Je ne sais si c’en est la cause, What Doesn’t Kill You Makes You Stronger, and Some Reference Materials / MATRIX 227


February 22, 2009; 69 Minutes; Audio

Mario García Torres discusses Je ne sais si c’en est la cause, What Doesn’t Kill You Makes You Stronger, and Some Reference Materials / MATRIX 227.

For his MATRIX exhibition, García Torres created a new work concerning the conceptual artist Daniel Buren, famous for his stripe paintings. As the story goes, Buren undertook a series of murals at the Grapetree Bay Hotel in St. Croix, U.S. Virgin Islands, at the invitation of one of the resort’s original owners. He made several works during a residency in 1960, and returned again in 1965 to complete a second set of mosaic murals. Occurring early in his career, and evincing important shifts in style, these works have taken on the status of lore within his oeuvre. Buren acknowledges that the remote location of the resort hotel provided the context for him to “virginize” himself, purging outside influences. Because of the remoteness and strangeness of the murals’ location, the discussion surrounding them is derived from documentation, by people who have likely never seen the work in person—not unlike other ephemeral or performative conceptual works whose position in history is anecdotally achieved.
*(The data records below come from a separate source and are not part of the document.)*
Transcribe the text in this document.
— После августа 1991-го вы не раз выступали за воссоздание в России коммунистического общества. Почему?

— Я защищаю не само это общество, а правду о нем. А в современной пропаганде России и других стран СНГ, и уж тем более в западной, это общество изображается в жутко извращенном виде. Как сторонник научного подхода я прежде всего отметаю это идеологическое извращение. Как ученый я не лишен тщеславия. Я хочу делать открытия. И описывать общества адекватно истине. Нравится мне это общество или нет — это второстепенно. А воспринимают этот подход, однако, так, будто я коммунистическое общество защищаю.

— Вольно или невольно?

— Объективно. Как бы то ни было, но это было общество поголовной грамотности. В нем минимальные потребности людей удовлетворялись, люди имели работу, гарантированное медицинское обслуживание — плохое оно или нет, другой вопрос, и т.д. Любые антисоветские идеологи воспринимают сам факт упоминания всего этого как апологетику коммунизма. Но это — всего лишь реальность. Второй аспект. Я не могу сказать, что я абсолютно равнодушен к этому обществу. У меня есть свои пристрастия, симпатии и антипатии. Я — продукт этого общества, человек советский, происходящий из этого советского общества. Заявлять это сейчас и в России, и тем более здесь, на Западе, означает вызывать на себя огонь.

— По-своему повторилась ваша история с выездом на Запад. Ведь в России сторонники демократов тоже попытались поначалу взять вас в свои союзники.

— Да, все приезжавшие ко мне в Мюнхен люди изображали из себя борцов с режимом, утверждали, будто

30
García Torres narrates the history of the project through the reframing of fragments—objects culled during his research, a tropically inflected pop song composed of one of Buren’s letters, slideshows of the murals in situ, now in ruins. His project supplants certainty about the facts of the work’s existence, based on static documentation, with the complexity of a larger narrative, concerning the artist’s doubt and frustration in the making of the work and the aftermath as the hotel’s failure and the entropy of nature conspire in the murals’ eventual undoing. García Torres’s subjective documentary approach presents this work not as an isolated instance in Buren’s career, but as inextricably tied to questions about European influence in the Americas, and how the context of landscape and tourism informs these proto-conceptual works.